Mon nom résonne inlassablement dans ma tête. Avait-il vraiment été prononcé ? Sûrement pas. L'anxiété me faisait halluciner, je ne...
- Rémi Brevi, mon grand, où es-tu ? minaude Luz Seeker au micro.
Grand, je ne sais pas, mais c'était quand même moi.
Mon souffle se suspend, et un torrent d'émotions se déverse en moi. Là, maintenant, tout de suite, je viens de me rendre compte de l'ampleur de ce qu'étaient les Hunger Games.

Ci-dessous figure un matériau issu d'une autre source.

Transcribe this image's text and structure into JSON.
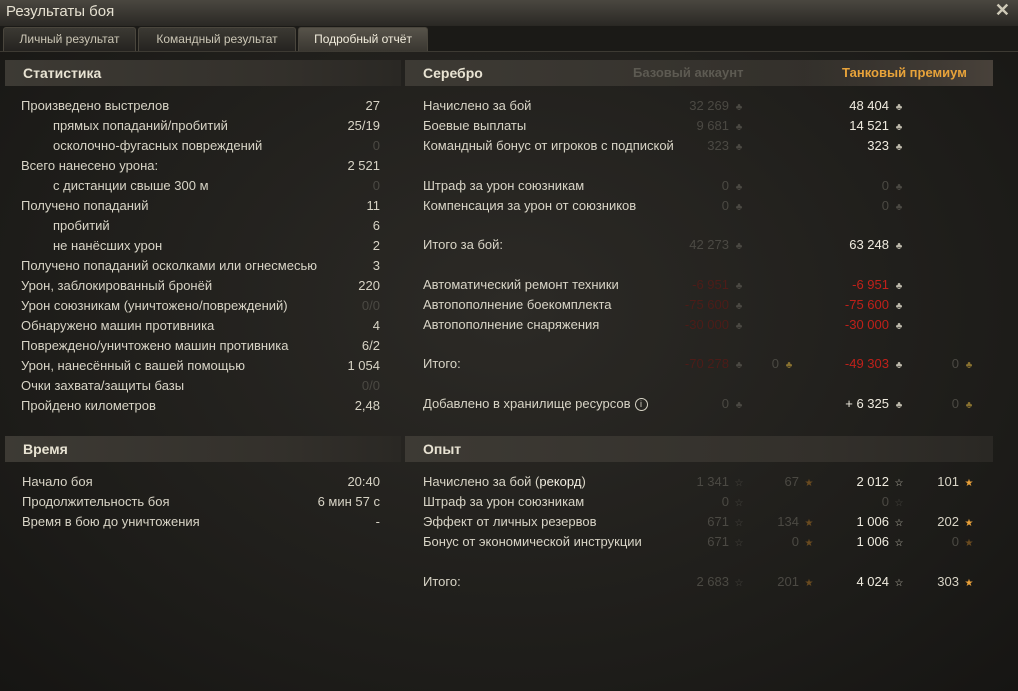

S'entraîner. Se battre. Représenter son district...
Mourir.
Je m'extirpe de la rangée, et commence à marcher vers l'estrade machinalement, plongé dans cet état second où l'on se demande si tout cela n'était qu'un rêve. Les gens s'écartent sur mon passage en murmurant. Je n'entend rien, bien trop assourdi par le martèlement de mon cœur dans mes oreilles.
Lorsque les Pacificateurs me repèrent enfin, ils se ressèrent sur moi comme un essain d'abeilles et m'escortent jusqu'à l'estrade.
- Voilà, viens ici, mon...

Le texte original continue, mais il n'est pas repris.